Schiel has the ability to defend herself, although she has always done so with
the assistance of Roy Schiel.
iv) The complexity of the case
[16]
The Crown contended that the case was not complex. I do not agree.
There are approximately 10,000 pages of exhibits. The trial took 29 days. The
issues at trial involved assessments of credibility as well as a detailed
analysis of the tax documents filed in the proceedings.
v) Assistance of
counsel necessary to marshal the evidence
[17]
There is a large volume of evidence. However, no one is more familiar
with the evidence than the applicants, who generated many of the documents.
They have heard the evidence twice.

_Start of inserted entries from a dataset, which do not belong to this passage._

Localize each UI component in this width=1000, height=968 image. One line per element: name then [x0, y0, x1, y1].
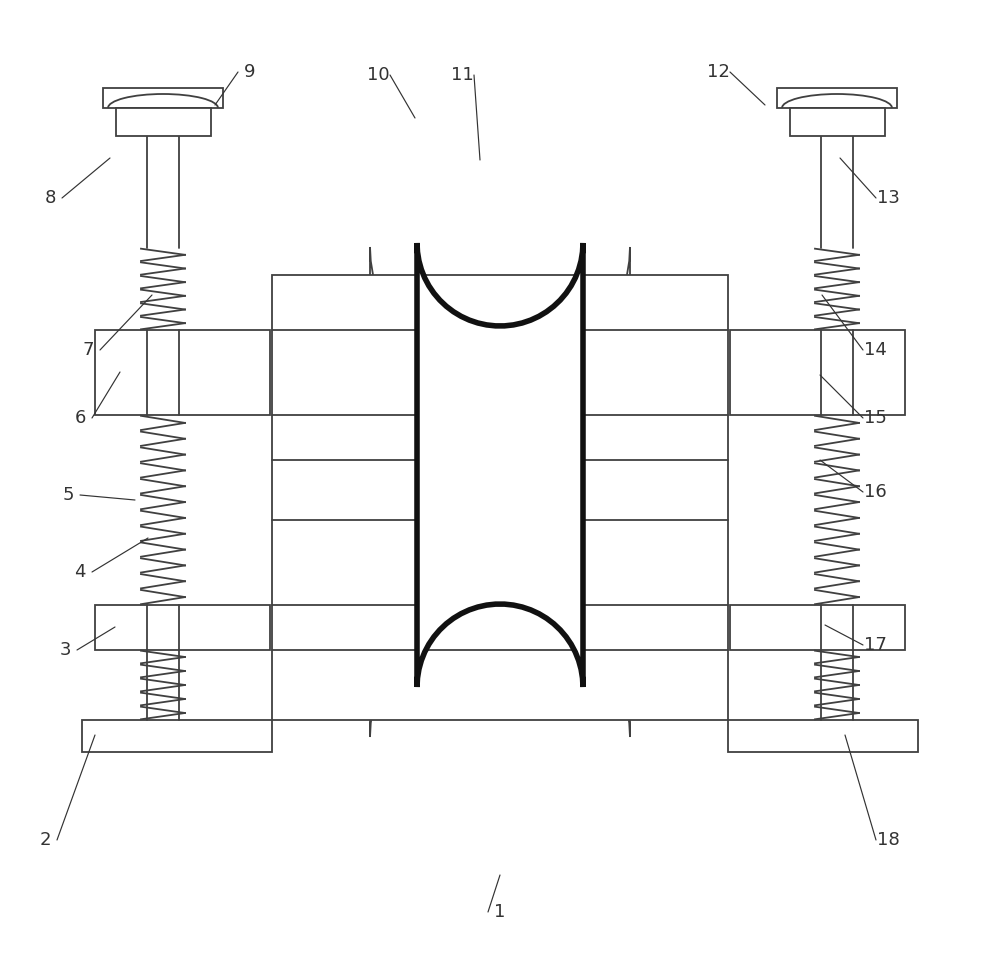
Text: 12: 12 [707, 63, 729, 81]
Text: 3: 3 [59, 641, 71, 659]
Text: 8: 8 [44, 189, 56, 207]
Text: 17: 17 [864, 636, 886, 654]
Bar [790, 108, 885, 136]
Bar [728, 720, 918, 752]
Polygon shape [370, 247, 630, 737]
Bar [272, 275, 728, 720]
Text: 1: 1 [494, 903, 506, 921]
Bar [95, 330, 270, 415]
Text: 6: 6 [74, 409, 86, 427]
Text: 18: 18 [877, 831, 899, 849]
Text: 5: 5 [62, 486, 74, 504]
Text: 10: 10 [367, 66, 389, 84]
Text: 11: 11 [451, 66, 473, 84]
Text: 9: 9 [244, 63, 256, 81]
Text: 4: 4 [74, 563, 86, 581]
Text: 2: 2 [39, 831, 51, 849]
Bar [777, 88, 897, 108]
Text: 14: 14 [864, 341, 886, 359]
Polygon shape [417, 243, 583, 687]
Bar [103, 88, 223, 108]
Bar [95, 605, 270, 650]
Bar [730, 605, 905, 650]
Text: 7: 7 [82, 341, 94, 359]
Bar [82, 720, 272, 752]
Bar [730, 330, 905, 415]
Text: 13: 13 [877, 189, 899, 207]
Bar [116, 108, 210, 136]
Text: 15: 15 [864, 409, 886, 427]
Text: 16: 16 [864, 483, 886, 501]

While the assistance of counsel would be
helpful, it is not necessary to marshal the evidence.
vi) Imprisonment
[18]
Sandy Schiel was sentenced to five years in prison and a fine of
$1,959,910. Adolf Schiel was sentenced to four years in prison and a fine of
$1,959,910.
vii) An arguable case
[19]
The Crown argued strongly that the case has no merit. The Schiels were granted
bail pending appeal on March 25, 2011. One judge of this Court has concluded
that their appeal is not frivolous. Some of the points raised before me have
little or no merit. Other grounds, while not strong, are nonetheless arguable.
There is merit to the Schiels sentence appeal.
[20]
Section 684 has two fundamental requirements for the appointment of
appellate counsel: it must be desirable in the interests of justice that the applicant
have legal assistance
and
the applicant must not have sufficient means
to obtain that assistance.
[21]
I have found that the applicants have not satisfied the second criterion,
and therefore I must dismiss the application.